Александра Ивановна подняла голову на старуху. На желтом, морщинистом лице ее заметно было борение разнородных чувств. Кроткие, убедительные слова страдалицы наконец заметно тронули черствую душу Анны Тарасьевны… В глазах ее заблистали слезы…

– Так, так, дитя ты мое! Прости меня, если я виновата. Но ведь что же делать? Как подумаю, что мне, старухе, не сегодня завтра придется взять суму да идти по миру, так на сердце и заскребет. Уж тут, рада не рада, слово лишнее вымолвишь… А как пораздумаешь да поразгадаешь – так во всем виноват он, злодей наш, чтоб ему ни дна ни покрышки. Вот хоть бы из-за чего вы разошлись с Карлом Федоровичем? Он хоть немец, а человек доброй, любил тебя и ты его…

– Ах нет, я уже не могу любить.

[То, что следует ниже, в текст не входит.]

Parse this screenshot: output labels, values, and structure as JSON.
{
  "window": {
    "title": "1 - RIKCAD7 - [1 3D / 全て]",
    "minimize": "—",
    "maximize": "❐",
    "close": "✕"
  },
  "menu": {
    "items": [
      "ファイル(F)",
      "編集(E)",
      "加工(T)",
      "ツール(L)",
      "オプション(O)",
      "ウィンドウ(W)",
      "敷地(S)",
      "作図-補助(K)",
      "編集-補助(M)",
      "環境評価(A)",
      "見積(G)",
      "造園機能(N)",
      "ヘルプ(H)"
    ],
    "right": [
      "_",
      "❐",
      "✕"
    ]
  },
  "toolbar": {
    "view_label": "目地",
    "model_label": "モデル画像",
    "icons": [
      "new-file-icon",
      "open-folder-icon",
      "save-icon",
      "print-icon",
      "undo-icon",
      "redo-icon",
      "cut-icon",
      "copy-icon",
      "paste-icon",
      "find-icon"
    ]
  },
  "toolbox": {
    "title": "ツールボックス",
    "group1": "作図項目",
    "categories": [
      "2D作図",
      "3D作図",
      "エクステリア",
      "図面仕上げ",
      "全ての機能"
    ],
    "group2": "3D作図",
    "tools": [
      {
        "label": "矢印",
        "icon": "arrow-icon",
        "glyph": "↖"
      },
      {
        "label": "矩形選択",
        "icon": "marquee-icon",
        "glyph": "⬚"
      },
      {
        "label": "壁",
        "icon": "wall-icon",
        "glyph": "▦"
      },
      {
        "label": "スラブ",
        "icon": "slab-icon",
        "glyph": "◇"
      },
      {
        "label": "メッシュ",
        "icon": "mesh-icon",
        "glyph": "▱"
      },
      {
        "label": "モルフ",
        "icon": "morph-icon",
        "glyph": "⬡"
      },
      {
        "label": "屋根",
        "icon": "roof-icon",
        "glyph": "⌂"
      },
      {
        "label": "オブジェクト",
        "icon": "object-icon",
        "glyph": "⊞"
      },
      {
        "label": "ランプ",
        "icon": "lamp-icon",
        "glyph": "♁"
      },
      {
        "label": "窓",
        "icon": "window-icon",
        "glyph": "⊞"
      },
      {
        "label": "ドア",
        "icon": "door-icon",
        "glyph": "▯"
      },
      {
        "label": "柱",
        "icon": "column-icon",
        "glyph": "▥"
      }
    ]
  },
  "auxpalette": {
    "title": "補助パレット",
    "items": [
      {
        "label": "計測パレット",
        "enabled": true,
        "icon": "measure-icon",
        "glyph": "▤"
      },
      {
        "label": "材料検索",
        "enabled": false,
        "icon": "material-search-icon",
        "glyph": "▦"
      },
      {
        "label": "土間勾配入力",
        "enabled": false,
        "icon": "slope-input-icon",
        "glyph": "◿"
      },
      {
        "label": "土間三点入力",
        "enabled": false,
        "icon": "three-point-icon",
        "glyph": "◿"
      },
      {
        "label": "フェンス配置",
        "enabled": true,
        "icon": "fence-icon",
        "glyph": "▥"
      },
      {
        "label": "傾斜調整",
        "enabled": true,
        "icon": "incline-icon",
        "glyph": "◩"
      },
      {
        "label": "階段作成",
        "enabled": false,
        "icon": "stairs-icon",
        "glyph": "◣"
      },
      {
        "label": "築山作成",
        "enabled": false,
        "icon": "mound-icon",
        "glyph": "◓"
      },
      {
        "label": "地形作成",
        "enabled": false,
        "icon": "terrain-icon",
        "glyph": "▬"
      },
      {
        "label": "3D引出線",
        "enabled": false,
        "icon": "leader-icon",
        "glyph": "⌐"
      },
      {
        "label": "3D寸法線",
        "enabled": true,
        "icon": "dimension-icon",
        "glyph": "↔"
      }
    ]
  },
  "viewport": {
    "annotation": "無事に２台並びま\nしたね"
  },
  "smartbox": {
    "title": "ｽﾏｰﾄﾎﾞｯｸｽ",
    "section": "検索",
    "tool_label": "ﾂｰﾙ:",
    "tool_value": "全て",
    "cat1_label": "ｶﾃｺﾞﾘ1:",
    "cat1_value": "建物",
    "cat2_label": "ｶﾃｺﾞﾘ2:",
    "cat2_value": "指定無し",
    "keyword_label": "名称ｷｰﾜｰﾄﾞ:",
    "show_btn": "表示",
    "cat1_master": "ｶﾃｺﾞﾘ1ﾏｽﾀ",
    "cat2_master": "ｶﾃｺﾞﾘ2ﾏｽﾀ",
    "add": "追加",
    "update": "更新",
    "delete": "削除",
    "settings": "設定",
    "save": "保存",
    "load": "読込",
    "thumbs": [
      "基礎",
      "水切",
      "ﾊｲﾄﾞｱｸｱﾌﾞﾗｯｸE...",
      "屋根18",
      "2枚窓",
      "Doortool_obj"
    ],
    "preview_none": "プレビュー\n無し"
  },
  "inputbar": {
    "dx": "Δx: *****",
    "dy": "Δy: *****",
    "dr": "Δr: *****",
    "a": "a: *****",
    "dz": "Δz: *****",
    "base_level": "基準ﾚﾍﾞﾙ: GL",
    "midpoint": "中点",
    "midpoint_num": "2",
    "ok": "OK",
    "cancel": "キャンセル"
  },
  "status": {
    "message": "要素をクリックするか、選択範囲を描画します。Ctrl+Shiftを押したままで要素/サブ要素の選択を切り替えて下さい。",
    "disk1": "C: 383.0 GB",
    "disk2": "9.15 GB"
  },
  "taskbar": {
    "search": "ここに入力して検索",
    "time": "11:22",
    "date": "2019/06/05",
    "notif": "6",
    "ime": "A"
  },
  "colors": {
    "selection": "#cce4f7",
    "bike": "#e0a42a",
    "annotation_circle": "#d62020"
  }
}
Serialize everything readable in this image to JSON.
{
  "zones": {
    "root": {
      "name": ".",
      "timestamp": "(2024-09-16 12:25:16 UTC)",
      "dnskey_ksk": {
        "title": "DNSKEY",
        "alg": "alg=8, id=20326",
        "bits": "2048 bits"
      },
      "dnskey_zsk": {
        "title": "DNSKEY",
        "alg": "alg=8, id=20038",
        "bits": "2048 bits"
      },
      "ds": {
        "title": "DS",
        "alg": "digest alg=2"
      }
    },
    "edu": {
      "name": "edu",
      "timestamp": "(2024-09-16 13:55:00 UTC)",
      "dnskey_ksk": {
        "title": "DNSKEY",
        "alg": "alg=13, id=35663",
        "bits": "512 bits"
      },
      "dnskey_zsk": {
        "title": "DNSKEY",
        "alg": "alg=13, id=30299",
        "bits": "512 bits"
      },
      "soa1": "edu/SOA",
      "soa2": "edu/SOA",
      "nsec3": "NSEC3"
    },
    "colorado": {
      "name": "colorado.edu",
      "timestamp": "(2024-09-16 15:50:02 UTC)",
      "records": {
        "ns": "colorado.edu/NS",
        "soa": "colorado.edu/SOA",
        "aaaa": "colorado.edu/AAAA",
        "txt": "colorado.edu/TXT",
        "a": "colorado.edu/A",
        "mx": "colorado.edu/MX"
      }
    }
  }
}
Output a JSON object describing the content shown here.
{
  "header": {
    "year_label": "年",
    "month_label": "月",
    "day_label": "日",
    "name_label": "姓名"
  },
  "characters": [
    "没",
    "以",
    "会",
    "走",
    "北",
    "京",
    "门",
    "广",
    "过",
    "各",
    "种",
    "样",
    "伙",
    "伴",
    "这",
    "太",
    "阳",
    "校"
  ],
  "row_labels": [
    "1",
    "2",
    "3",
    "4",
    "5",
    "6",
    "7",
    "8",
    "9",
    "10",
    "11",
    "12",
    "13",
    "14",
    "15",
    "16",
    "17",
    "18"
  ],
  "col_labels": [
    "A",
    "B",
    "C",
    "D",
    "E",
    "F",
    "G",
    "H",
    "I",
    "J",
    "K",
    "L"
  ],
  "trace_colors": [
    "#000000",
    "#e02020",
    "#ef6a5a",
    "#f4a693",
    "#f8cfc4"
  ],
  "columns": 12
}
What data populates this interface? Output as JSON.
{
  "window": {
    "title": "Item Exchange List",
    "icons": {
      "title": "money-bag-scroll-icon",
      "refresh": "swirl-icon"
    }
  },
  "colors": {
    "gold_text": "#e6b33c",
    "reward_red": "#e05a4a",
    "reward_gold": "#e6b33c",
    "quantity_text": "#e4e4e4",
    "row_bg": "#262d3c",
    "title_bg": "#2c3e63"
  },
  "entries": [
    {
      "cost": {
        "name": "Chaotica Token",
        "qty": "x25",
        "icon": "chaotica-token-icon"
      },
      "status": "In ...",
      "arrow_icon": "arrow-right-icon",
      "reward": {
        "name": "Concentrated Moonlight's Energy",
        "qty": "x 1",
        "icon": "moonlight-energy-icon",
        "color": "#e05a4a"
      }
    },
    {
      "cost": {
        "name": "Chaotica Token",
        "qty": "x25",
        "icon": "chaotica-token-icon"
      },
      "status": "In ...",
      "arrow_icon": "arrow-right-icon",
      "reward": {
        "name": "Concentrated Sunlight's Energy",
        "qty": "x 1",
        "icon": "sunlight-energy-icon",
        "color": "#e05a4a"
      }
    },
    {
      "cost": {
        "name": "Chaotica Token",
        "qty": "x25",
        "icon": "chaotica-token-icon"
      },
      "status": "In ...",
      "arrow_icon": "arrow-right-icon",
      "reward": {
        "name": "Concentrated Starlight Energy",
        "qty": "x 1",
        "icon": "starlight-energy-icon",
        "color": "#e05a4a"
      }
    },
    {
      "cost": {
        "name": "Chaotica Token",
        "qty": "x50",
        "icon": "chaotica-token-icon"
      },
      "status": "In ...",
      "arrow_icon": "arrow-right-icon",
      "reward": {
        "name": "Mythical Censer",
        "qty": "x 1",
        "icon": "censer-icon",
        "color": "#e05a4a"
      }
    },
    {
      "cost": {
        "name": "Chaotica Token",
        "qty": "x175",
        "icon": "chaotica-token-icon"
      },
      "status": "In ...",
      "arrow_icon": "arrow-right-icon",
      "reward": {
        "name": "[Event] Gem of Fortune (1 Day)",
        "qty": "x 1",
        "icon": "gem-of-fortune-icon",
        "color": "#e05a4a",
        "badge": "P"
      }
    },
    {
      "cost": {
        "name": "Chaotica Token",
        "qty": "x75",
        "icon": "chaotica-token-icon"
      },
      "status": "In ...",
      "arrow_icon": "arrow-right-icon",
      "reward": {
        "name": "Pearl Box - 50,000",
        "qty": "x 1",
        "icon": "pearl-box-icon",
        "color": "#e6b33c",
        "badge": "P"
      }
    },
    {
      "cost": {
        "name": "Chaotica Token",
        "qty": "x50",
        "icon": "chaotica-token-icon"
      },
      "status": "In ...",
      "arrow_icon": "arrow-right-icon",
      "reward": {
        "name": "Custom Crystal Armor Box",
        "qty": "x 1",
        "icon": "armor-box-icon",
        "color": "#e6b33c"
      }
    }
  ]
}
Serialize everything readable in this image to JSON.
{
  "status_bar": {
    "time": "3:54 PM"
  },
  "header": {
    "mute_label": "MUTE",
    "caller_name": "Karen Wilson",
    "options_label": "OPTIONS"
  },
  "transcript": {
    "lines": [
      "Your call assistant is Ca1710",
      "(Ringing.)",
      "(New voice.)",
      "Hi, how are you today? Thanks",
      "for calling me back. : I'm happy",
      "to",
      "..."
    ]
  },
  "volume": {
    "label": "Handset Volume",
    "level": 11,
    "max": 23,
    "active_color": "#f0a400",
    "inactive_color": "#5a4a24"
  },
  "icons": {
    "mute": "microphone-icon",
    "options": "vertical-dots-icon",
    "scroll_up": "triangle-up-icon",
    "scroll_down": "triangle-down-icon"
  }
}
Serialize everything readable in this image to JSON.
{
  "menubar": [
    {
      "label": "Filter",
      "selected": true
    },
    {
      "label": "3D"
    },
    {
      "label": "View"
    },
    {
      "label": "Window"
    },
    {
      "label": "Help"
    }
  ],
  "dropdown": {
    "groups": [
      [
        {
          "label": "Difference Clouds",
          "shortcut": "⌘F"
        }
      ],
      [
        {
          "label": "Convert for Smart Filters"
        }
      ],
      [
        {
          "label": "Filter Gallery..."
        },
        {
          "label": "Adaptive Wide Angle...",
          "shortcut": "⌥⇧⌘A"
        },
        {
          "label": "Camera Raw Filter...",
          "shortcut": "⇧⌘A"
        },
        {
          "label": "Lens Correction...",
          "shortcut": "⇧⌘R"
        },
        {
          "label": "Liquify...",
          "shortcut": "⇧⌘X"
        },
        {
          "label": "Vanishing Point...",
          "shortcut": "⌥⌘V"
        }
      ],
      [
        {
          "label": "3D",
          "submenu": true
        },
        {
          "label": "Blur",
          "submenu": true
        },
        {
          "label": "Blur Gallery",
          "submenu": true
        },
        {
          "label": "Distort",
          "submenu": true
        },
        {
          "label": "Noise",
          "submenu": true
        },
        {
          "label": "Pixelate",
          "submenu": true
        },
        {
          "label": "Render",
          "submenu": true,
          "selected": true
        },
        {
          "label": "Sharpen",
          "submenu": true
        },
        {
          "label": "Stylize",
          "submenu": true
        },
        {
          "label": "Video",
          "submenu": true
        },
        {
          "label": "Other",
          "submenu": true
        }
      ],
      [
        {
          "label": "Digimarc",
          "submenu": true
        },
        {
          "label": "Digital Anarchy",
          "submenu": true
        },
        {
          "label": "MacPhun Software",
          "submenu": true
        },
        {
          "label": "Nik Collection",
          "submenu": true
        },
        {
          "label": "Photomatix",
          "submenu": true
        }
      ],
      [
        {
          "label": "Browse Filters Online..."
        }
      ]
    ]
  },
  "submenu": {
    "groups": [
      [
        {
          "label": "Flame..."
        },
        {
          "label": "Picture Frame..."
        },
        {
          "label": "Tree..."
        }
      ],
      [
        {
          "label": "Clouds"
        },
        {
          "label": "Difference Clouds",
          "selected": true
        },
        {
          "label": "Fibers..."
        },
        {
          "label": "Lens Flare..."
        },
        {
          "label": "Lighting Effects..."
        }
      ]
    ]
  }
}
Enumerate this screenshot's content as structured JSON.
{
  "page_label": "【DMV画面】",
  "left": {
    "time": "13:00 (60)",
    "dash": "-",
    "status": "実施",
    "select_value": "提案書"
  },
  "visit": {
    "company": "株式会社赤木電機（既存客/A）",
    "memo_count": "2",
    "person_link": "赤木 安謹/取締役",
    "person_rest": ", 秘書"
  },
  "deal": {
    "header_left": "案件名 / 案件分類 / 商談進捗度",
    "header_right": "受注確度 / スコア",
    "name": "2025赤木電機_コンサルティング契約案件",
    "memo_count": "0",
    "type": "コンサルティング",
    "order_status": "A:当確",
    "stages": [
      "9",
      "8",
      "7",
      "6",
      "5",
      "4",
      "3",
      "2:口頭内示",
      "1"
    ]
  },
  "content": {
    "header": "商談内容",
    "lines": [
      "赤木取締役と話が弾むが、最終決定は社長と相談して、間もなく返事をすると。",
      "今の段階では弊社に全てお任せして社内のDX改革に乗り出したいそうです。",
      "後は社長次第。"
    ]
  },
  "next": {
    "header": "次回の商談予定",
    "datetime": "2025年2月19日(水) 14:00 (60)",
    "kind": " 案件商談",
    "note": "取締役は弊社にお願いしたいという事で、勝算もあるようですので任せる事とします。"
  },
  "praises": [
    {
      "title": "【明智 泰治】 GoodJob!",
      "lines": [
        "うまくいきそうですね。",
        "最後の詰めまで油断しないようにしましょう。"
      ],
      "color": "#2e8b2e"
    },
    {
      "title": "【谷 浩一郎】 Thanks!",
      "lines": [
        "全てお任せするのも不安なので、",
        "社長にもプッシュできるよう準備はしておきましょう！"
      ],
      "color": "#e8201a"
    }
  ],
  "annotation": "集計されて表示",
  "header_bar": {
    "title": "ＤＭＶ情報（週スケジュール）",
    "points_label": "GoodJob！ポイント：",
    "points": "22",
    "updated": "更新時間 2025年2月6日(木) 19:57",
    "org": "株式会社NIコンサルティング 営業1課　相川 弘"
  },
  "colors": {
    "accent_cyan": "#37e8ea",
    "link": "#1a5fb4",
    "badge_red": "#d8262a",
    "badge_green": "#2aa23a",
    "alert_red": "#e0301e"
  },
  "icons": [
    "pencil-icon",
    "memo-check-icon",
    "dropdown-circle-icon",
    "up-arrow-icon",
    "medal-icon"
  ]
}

Только для вас, для вашего спокойствия я решалась пожертвовать ему жизнью, но… видно, так уж судьбе угодно; может быть, и к лучшему…

– Так, дитя мое, верю. Да что мы будем делать-то… Вон хоть бы сегодня: и есть-то нечего, и истопить-то нечем, и хозяин-то за квартиру требует… говорил, что если сегодня же не отдадим, так из дому выгонит… От него станется… жид, прости господи! Вся надежда была… ну да что поминать… Послушай ты, дитятко мое, утешь ты меня, старуху слабую, сходи к графине-то…

– Нет, нет!

– Она такая добрая. Ономнясь меня встретила, так обрадовалась; уж я не ждала не гадала такого счастия – чуть не обняла меня середи улицы! «Я, говорит, вас искала с самого приезда в Питер… вот уж четвертый год… ни слуху ни духу… Что, здорова ли Александра Ивановна?» А я ей: «Здорова, матушка графиня, много благодарна, что вспомнили!» – «Где вы живете?» Я сказала ей, что здесь, так чуть не заплакала… «Шутка ли, говорит, в такую глушь забрались… видно, вы бедны… Приходите ко мне завтра же, приходите… да непременно…» Право, такая добрейшая! Отчего тебе не сходить-то к ней? Она тебя так любит… Сходи, утешь ты меня!.

– Нет, не просите меня… всё будет напрасно. Графиня – женщина, которой я всем обязана, которая заботилась обо мне как мать, которую я любила всем сердцем, которая так меня любила… О, посмею ли явиться к ней, посмею ли я, создание ее благотворительности, предстать пред нее убитая, униженная, покрытая стыдом… Как мне будет поднять на нее глаза, как принимать ее ласки, когда я знаю, что недостойна их… Нет, пусть она никогда не знает ужасной судьбы моей, пусть она думает, что я счастлива…

– Но, дитя ты мое, как же мы будем жить?

– Я соглашусь лучше ходить по миру, чем огорчать мою благодетельницу своим присутствием. И к тому же, когда она увидит, что попечения ее были обращены на недостойную, что старания ее пропали даром, – может ли она почувствовать ко мне что-нибудь, кроме презрения?.. Простит ли она меня когда-нибудь?..

– И, полно! почем она будет знать…

– Как, вы хотите, чтоб я ее обманывала… ее, мою благодетельницу, мою вторую мать! Вы думаете, что я способна заплатить ей такою низостью за все ее благодеяния… О нет, никогда, никогда!

Стук приближающегося экипажа раздался под окнами; Анна Тарасьевна с любопытством просунула голову в форточку.

Появление модного столичного франта в уездном городе, появление беспристрастного суждения в пристрастном журнале, появление должника к кредитору, появление кометы, предсказанной астрономами в небе, появление хорошей книги в русской литературе, наконец, появление богатой, великолепной кареты в отдаленном углу Петербургской стороны, – как всякому известно и ведомо, вещи чрезвычайно редкие, необыкновенные. Каково жедолжно быть удивление Анны Тарасьевны, которая вдруг увидела из окон своей бедной комнаты карету, красивую, новомодную, запряженную четверкою лихих лошадей. Но удивление ее возросло еще более, когда она увидела, что карета остановилась у ворот дома, в котором они живут…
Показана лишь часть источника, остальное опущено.